Let us be clear: this violence does not serve Meitei interests. It does not serve Kuki-Zo interests. Both communities have suffered immensely – over 60,000 internally displaced, hundreds killed, livelihoods destroyed, villages burnt, and a generation psychologically scarred. Importantly, both Meitei and Kuki-Zo organisations condemned Monday’s blasts, calling them a grave threat to the peace process. That unanimity itself exposes the real culprits. When communities reject violence, yet violence continues, it is being driven by actors outside the community mandate.

The border belt between Bishnupur and Churachandpur has long been a flashpoint. On December 16, the same zone witnessed firing by unidentified gunmen from the Churachandpur side at Meitei settlements, prompting additional security deployment. These recurring incidents follow a predictable pattern: provoke fear, trigger retaliation, force securitisation, and stall political reconciliation. It is a classic destabilisation loop.

What makes the latest blasts particularly sinister is their timing with the administration’s effort to resettle internally displaced persons (IDPs). Resettlement is not just a humanitarian exercise; it is a political statement that normalcy is returning. IDPs going back to their villages weaken the narrative of permanent division. They challenge the logic of ethnic segregation. For deep-state actors – both domestic and possibly cross-border – this is unacceptable.
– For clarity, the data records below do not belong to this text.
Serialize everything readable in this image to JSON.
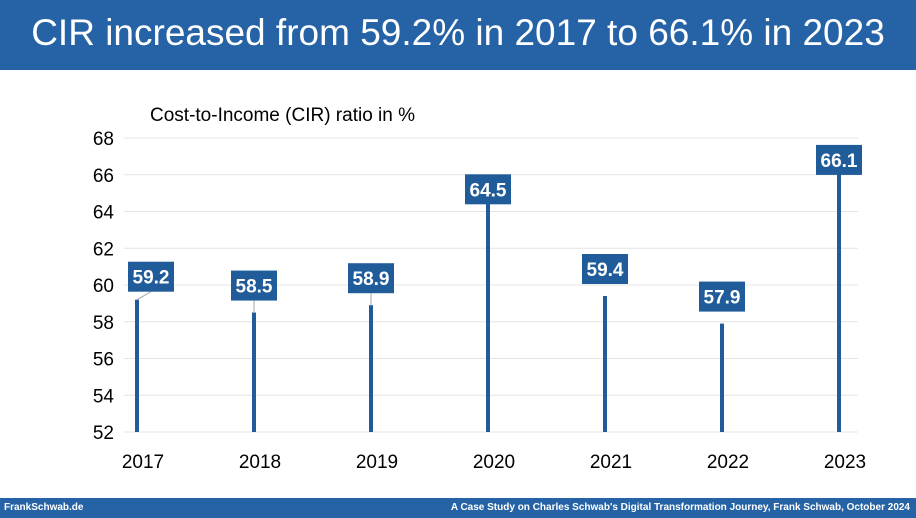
{
  "header": {
    "title": "CIR increased from 59.2% in 2017 to 66.1% in 2023"
  },
  "footer": {
    "left": "FrankSchwab.de",
    "right": "A Case Study on Charles Schwab's Digital Transformation Journey, Frank Schwab, October 2024"
  },
  "chart_data": {
    "type": "bar",
    "title": "Cost-to-Income (CIR) ratio in %",
    "categories": [
      "2017",
      "2018",
      "2019",
      "2020",
      "2021",
      "2022",
      "2023"
    ],
    "values": [
      59.2,
      58.5,
      58.9,
      64.5,
      59.4,
      57.9,
      66.1
    ],
    "value_labels": [
      "59.2",
      "58.5",
      "58.9",
      "64.5",
      "59.4",
      "57.9",
      "66.1"
    ],
    "ylim": [
      52,
      68
    ],
    "yticks": [
      "52",
      "54",
      "56",
      "58",
      "60",
      "62",
      "64",
      "66",
      "68"
    ],
    "grid": true,
    "colors": {
      "bar": "#1f5c99",
      "label_bg": "#1f5c99",
      "label_text": "#ffffff",
      "grid": "#e4e4e4",
      "leader": "#a6a6a6"
    }
  }
}
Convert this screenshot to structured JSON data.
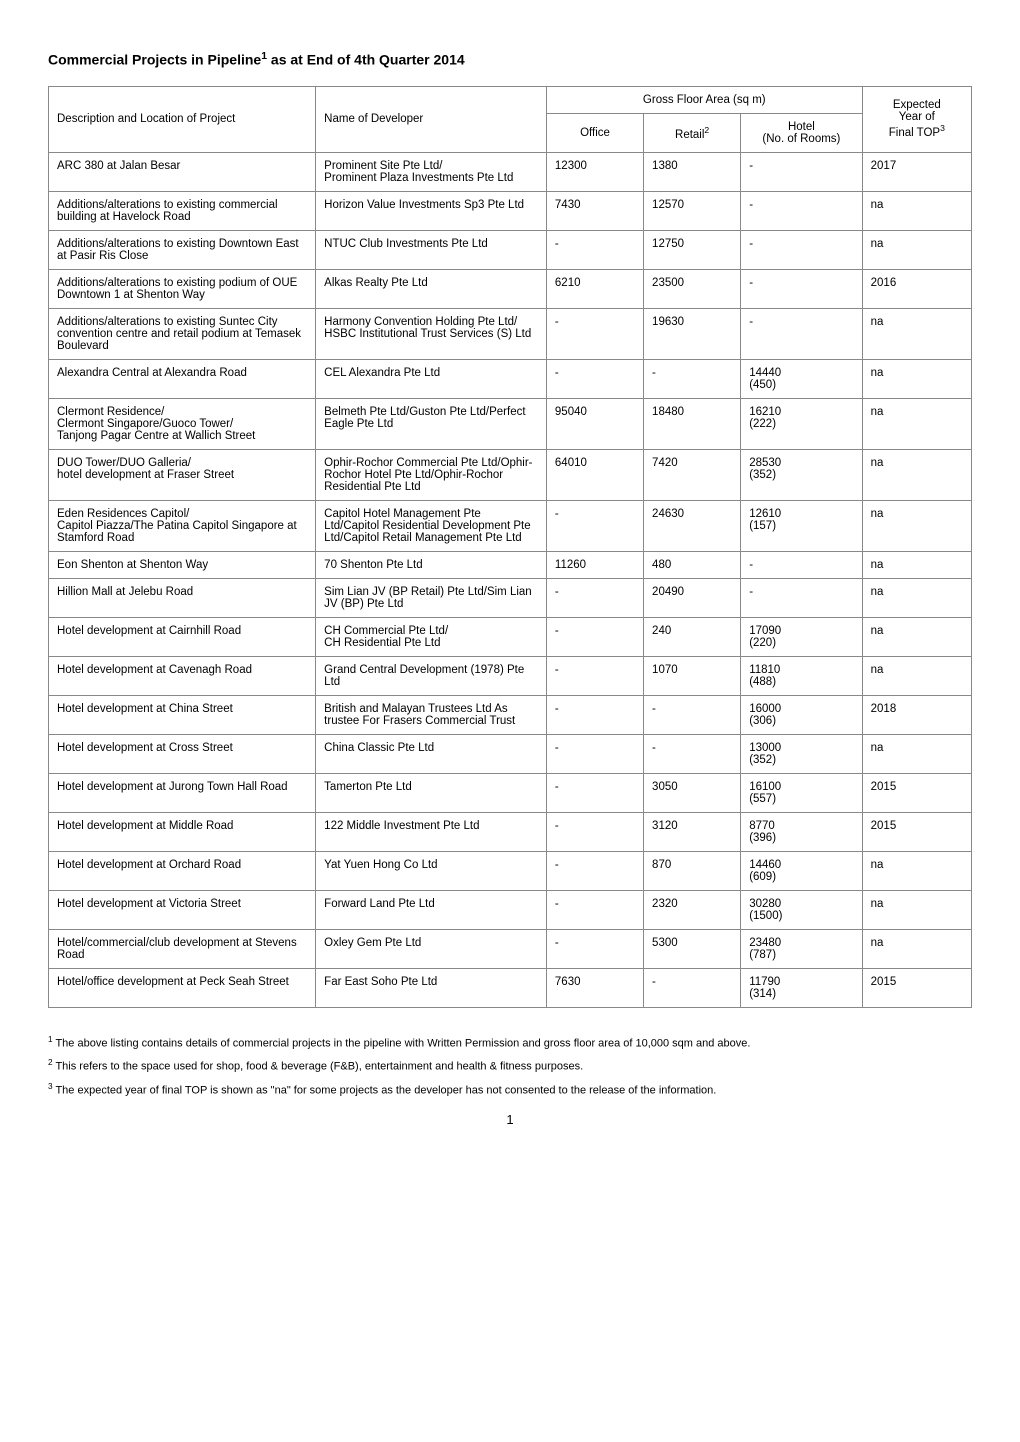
{
  "title_prefix": "Commercial Projects in Pipeline",
  "title_suffix": " as at End of 4th Quarter 2014",
  "header": {
    "desc": "Description and Location of Project",
    "dev": "Name of Developer",
    "gfa": "Gross Floor Area (sq m)",
    "office": "Office",
    "retail": "Retail",
    "hotel_l1": "Hotel",
    "hotel_l2": "(No. of Rooms)",
    "expected_l1": "Expected",
    "expected_l2": "Year of",
    "expected_l3": "Final TOP"
  },
  "rows": [
    {
      "desc": "ARC 380 at Jalan Besar",
      "dev": "Prominent Site Pte Ltd/\nProminent Plaza Investments Pte Ltd",
      "office": "12300",
      "retail": "1380",
      "hotel": "-",
      "top": "2017"
    },
    {
      "desc": "Additions/alterations to existing commercial building at Havelock Road",
      "dev": "Horizon Value Investments Sp3 Pte Ltd",
      "office": "7430",
      "retail": "12570",
      "hotel": "-",
      "top": "na"
    },
    {
      "desc": "Additions/alterations to existing Downtown East at Pasir Ris Close",
      "dev": "NTUC Club Investments Pte Ltd",
      "office": "-",
      "retail": "12750",
      "hotel": "-",
      "top": "na"
    },
    {
      "desc": "Additions/alterations to existing podium of OUE Downtown 1 at Shenton Way",
      "dev": "Alkas Realty Pte Ltd",
      "office": "6210",
      "retail": "23500",
      "hotel": "-",
      "top": "2016"
    },
    {
      "desc": "Additions/alterations to existing Suntec City convention centre and retail podium at Temasek Boulevard",
      "dev": "Harmony Convention Holding Pte Ltd/\nHSBC Institutional Trust Services (S) Ltd",
      "office": "-",
      "retail": "19630",
      "hotel": "-",
      "top": "na"
    },
    {
      "desc": "Alexandra Central at Alexandra Road",
      "dev": "CEL Alexandra Pte Ltd",
      "office": "-",
      "retail": "-",
      "hotel": "14440\n(450)",
      "top": "na"
    },
    {
      "desc": "Clermont Residence/\nClermont Singapore/Guoco Tower/\nTanjong Pagar Centre at Wallich Street",
      "dev": "Belmeth Pte Ltd/Guston Pte Ltd/Perfect Eagle Pte Ltd",
      "office": "95040",
      "retail": "18480",
      "hotel": "16210\n(222)",
      "top": "na"
    },
    {
      "desc": "DUO Tower/DUO Galleria/\nhotel development at Fraser Street",
      "dev": "Ophir-Rochor Commercial Pte Ltd/Ophir-Rochor Hotel Pte Ltd/Ophir-Rochor Residential Pte Ltd",
      "office": "64010",
      "retail": "7420",
      "hotel": "28530\n(352)",
      "top": "na"
    },
    {
      "desc": "Eden Residences Capitol/\nCapitol Piazza/The Patina Capitol Singapore at Stamford Road",
      "dev": "Capitol Hotel Management Pte Ltd/Capitol Residential Development Pte Ltd/Capitol Retail Management Pte Ltd",
      "office": "-",
      "retail": "24630",
      "hotel": "12610\n(157)",
      "top": "na"
    },
    {
      "desc": "Eon Shenton at Shenton Way",
      "dev": "70 Shenton Pte Ltd",
      "office": "11260",
      "retail": "480",
      "hotel": "-",
      "top": "na"
    },
    {
      "desc": "Hillion Mall at Jelebu Road",
      "dev": "Sim Lian JV (BP Retail) Pte Ltd/Sim Lian JV (BP) Pte Ltd",
      "office": "-",
      "retail": "20490",
      "hotel": "-",
      "top": "na"
    },
    {
      "desc": "Hotel development at Cairnhill Road",
      "dev": "CH Commercial Pte Ltd/\nCH Residential Pte Ltd",
      "office": "-",
      "retail": "240",
      "hotel": "17090\n(220)",
      "top": "na"
    },
    {
      "desc": "Hotel development at Cavenagh Road",
      "dev": "Grand Central Development (1978) Pte Ltd",
      "office": "-",
      "retail": "1070",
      "hotel": "11810\n(488)",
      "top": "na"
    },
    {
      "desc": "Hotel development at China Street",
      "dev": "British and Malayan Trustees Ltd As trustee For Frasers Commercial Trust",
      "office": "-",
      "retail": "-",
      "hotel": "16000\n(306)",
      "top": "2018"
    },
    {
      "desc": "Hotel development at Cross Street",
      "dev": "China Classic Pte Ltd",
      "office": "-",
      "retail": "-",
      "hotel": "13000\n(352)",
      "top": "na"
    },
    {
      "desc": "Hotel development at Jurong Town Hall Road",
      "dev": "Tamerton Pte Ltd",
      "office": "-",
      "retail": "3050",
      "hotel": "16100\n(557)",
      "top": "2015"
    },
    {
      "desc": "Hotel development at Middle Road",
      "dev": "122 Middle Investment Pte Ltd",
      "office": "-",
      "retail": "3120",
      "hotel": "8770\n(396)",
      "top": "2015"
    },
    {
      "desc": "Hotel development at Orchard Road",
      "dev": "Yat Yuen Hong Co Ltd",
      "office": "-",
      "retail": "870",
      "hotel": "14460\n(609)",
      "top": "na"
    },
    {
      "desc": "Hotel development at Victoria Street",
      "dev": "Forward Land Pte Ltd",
      "office": "-",
      "retail": "2320",
      "hotel": "30280\n(1500)",
      "top": "na"
    },
    {
      "desc": "Hotel/commercial/club development at Stevens Road",
      "dev": "Oxley Gem Pte Ltd",
      "office": "-",
      "retail": "5300",
      "hotel": "23480\n(787)",
      "top": "na"
    },
    {
      "desc": "Hotel/office development at Peck Seah Street",
      "dev": "Far East Soho Pte Ltd",
      "office": "7630",
      "retail": "-",
      "hotel": "11790\n(314)",
      "top": "2015"
    }
  ],
  "footnotes": {
    "f1": "The above listing contains details of commercial projects in the pipeline with Written Permission and gross floor area of 10,000 sqm and above.",
    "f2": "This refers to the space used for shop, food & beverage (F&B), entertainment and health & fitness purposes.",
    "f3": "The expected year of final TOP is shown as \"na\" for some projects as the developer has not consented to the release of the information."
  },
  "page_number": "1"
}
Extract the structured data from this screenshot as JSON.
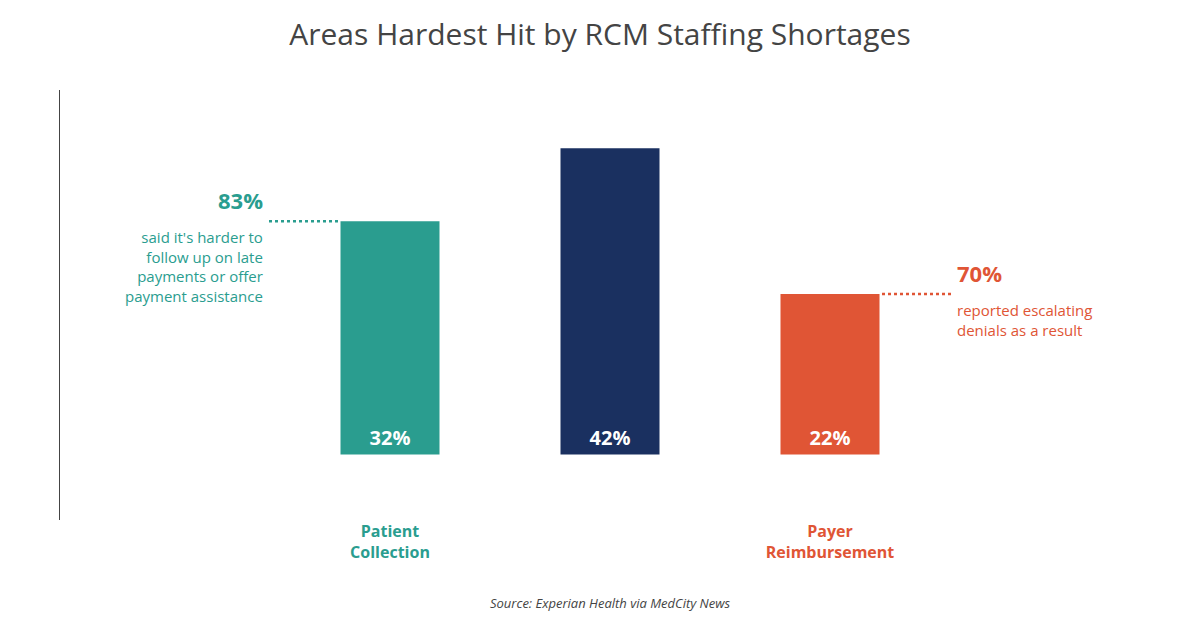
{
  "chart_data": {
    "type": "bar",
    "title": "Areas Hardest Hit by RCM Staffing Shortages",
    "categories": [
      "Patient\nCollection",
      null,
      "Payer\nReimbursement"
    ],
    "values": [
      32,
      42,
      22
    ],
    "value_labels": [
      "32%",
      "42%",
      "22%"
    ],
    "data_labels": true,
    "colors": [
      "#2a9d8f",
      "#1a3060",
      "#e05535"
    ],
    "ylim": [
      -9,
      50
    ],
    "tick_labels": "x",
    "grid": false,
    "annotations": [
      {
        "category": "Patient\nCollection",
        "text": "83%",
        "note": "said it's harder to\nfollow up on late\npayments or offer\npayment assistance",
        "color": "#2a9d8f"
      },
      {
        "category": "Payer\nReimbursement",
        "text": "70%",
        "note": "reported escalating\ndenials as a result",
        "color": "#e05535"
      }
    ],
    "source": "Source: Experian Health via MedCity News"
  }
}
Peace threatens their relevance.

A peaceful Manipur means reduced funding flows for militant networks, diminished influence of shadow intermediaries, and the collapse of extortion economies that flourish in chaos. It also weakens geopolitical manipulators who benefit from instability along India’s sensitive northeastern frontier. Manipur’s geography makes it strategically vital; instability here is not merely local – it has regional and international implications.

India has seen this script before. Whether in Kashmir, Punjab of the 1980s, or left-wing extremism belts, peace processes are always targeted at their most hopeful moments. Violence spikes when dialogue gains traction. That is the hallmark of a deep state that operates not necessarily from a single command centre, but as a convergence of interests – militants, profiteers, ideological extremists, and opportunistic political actors.

President’s Rule gives the Centre both responsibility and opportunity. The responsibility is to ensure airtight intelligence, visible accountability, and swift justice. The opportunity is to dismantle not just the foot soldiers planting IEDs, but the ecosystems that finance, protect, and ideologically justify them.

Manipur does not need cosmetic peace. It needs enforced peace, followed by political healing. Security forces must be empowered, not scapegoated. Civilian confidence must be rebuilt through transparency and results. And most importantly, the nation must recognise that the biggest enemy of Manipur today is not one community versus another, but a shadowy deep state that feeds on blood, fear, and division.

Peace in Manipur is possible. That is precisely why those who profit from conflict are working overtime to stop it.